Corbyn  cannot go further than the moment though and that is why he is stymied on the EU question. There is no such consensus in the movement on this and so do the best he can do is sit on his hands, which is still better than rushing to the save Cameron as the Blairites want him to do. If we vote to leave they may well try and move against him. The support of the movements which got him elected will then be key. 

They may come sooner though if the results are bad on 5 May. We all hope that Labour does well even if few on the left feel any  enthusiasm for its candidates, especially in London and Scotland. There is still much that needs to change in the party. 

The key battle though is not on the Labour benches, it is the battle of ideas, the struggle to change the minds of millions of people.
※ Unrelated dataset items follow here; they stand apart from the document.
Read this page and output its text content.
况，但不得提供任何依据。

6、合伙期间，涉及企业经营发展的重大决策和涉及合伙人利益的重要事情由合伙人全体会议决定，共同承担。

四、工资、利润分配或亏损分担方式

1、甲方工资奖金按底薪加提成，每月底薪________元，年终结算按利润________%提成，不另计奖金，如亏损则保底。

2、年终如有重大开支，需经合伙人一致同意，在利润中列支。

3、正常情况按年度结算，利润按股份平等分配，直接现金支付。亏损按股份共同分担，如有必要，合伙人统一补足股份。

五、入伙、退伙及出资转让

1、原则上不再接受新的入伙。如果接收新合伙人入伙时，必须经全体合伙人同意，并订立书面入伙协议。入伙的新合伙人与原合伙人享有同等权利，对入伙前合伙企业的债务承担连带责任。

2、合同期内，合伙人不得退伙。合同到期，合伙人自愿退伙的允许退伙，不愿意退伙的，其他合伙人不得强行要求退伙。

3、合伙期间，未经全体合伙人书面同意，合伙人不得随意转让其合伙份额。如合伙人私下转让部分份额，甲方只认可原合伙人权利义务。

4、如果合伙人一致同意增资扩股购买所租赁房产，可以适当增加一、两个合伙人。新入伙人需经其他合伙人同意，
And here the movements are central. Fortunately they are experiencing lift off. Demonstrations and protests are now firing off across the country and are even being felt in Tory heartlands. 

From small local protests to the People’s Assembly’s national demonstrations, the feeling of mass political radicalisation is palpable. This shift is also being expressed through industrial action. The movement is now being led by doctors and teachers but there is also clearly a new mood of militancy in workplaces across the country. 

That means continuing to set a political lead from the left. We must continue to build the movements and what the election of Jeremy Corbyn last summer represented. The enemies on his own side have not gone away. 

But we must keep our eyes on the main enemy: the Tories. They are much weakened, but a wounded beast can also be more vicious. Their crisis is our opportunity. We must strike the Tories  again and again until they break and fall from power.